Tuesday, November 5, 2013

More from "My Road Home."

Wednesday, July 18th

I didn't just wake up one day and end up in prison. Sadly to say, it was years and years of cutting corners, making bad choices, and losing my moral compass. The majority of the above fueled my inability to face my weaknesses, most notably, an addiction to financial gambling and recklessness. I had it all, was given every tool to succeed, and look what happened. Ashamed doesn't begin to describe my feelings.

Shortly after graduating from Villanova University in 1980, I began my career on Wall Street at the prestigious brokerage firm Paine Webber. Earning the princely sum (to me it felt like I had hit the jackpot) of $12K per year. I worked hard, was one of the first ones on the desk every morning, and felt exhilarated by the excitement of the financial arena I stepped into each day. Shortly afterwards I became intoxicated by it all and had to have the accouterments that went with it all; stuff like the Rolex watch, along with the leased BMW 3 series.

About eighteen months later I had saved enough to make my 1st stock trade, plus I was ready to jump on board this financial casino. It was about time to conquer the markets. Remembering the day like it was yesterday, I deposited $8000 in my brokerage account and purchased call options (betting the stock would move higher in price) on a California S&L by the name of First Charter Financial. I had done my homework, the stock had taken a beating the past few weeks and I felt it was ready for a bounce back. Sure enough, only hours after I bought in, the stock went up, on paper I was richer by $2K ... a lot of money back in 1981. My exuberance took hold and I screamed to everyone on the trading desk, "Shoe shines are on me today," I was a big-shot, my time had come, look out Wall Street!

Well no sooner had I paid the shoeshine man, to the tune of $60, did the market begin to collapse, my options along with it. "What the hell is going on," I shouted to no one in particular. Nobody answered, but something indeed was going on. In hindsight it should've been a sure omen that the stock market was no place for me. As it turns out, the day I decided to make my 1st trade, was the same day the President of the United States was shot. Yes, Ronald Reagan was shot. The stock exchange quickly closed down for the day, and my investment was just about gone. Not to mention my shine money.

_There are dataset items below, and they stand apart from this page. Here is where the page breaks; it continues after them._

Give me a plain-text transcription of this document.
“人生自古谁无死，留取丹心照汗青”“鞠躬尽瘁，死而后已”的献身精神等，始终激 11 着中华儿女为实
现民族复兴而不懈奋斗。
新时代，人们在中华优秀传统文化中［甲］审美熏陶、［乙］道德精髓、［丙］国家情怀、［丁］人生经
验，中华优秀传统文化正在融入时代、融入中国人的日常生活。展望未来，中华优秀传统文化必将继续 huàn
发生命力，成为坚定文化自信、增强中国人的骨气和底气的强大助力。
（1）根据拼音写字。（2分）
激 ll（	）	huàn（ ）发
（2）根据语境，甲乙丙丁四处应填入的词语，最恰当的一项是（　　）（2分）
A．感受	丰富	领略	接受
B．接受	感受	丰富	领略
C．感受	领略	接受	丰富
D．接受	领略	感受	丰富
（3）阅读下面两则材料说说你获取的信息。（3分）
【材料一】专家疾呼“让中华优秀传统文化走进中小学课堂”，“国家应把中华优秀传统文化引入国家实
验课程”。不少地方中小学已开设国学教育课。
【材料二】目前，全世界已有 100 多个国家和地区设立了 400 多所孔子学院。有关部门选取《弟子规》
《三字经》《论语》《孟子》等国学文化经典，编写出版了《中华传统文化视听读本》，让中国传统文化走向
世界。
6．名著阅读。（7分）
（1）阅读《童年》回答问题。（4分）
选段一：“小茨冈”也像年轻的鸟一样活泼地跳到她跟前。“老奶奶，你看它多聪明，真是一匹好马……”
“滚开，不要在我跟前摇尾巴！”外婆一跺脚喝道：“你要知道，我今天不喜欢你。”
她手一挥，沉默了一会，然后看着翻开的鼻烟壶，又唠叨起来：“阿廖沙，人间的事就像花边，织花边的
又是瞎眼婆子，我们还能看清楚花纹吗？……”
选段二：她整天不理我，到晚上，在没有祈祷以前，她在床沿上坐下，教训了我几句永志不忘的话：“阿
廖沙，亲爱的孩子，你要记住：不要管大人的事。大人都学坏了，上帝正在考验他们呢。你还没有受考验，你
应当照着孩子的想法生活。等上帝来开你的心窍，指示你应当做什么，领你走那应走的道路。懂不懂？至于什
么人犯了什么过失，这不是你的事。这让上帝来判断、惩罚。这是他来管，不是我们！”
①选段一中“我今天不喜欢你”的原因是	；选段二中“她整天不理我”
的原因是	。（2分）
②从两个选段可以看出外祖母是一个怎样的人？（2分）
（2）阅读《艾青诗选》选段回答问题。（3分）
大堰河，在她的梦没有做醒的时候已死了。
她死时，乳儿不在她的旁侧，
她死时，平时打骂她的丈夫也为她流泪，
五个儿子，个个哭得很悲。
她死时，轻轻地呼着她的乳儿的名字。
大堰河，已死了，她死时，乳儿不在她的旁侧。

However I failed to heed this omen and proceeded to continue on with my life on Wall Street. In spite of myself I was able to forge a pretty lucrative career as a bond broker, earning on average, depending on the year-end bonus, anywhere between $200-300K per year. My sons were born, and along with my wife, we lived in the exclusive suburb of Short Hills, NJ ... the same town I grew up in. We belonged to private country clubs, took trips, drove nice cars, etc, etc. But for every step forward, there was that eventual step or two backwards. I was surrounded by action, 12 hours of day of money changing hands, millions and millions of it. The lure wore me down, I could hold out only so long before I would binge and turn into "Jerry the reckless trader" who loses all sense of reality. During that time nothing else (and I mean nothing) matters except my trading, my bets on the market.

This pattern continued on & off over the years, my marriage taking a toll from the ups and downs, the highs and lows. I remained on the street but morphed a bit of my career over to the media side of finance. I was hired by various news organizations to report and comment about the markets, going on live TV for Bloomberg, CNBC, as well as the leading financial network in India, NDTV. I worked hard at these appearances, took pride in my reporting, always trying to present the best trading advice possible. And I was good at it, invited back time and again. I was the "good Jerry" when I did this.

Then I got arrested/indicted. This world came to a screeching halt, no one wanted to know me or take my calls. I was finished. Every shred of credibility I had worked so hard at establishing had vanished in a heartbeat.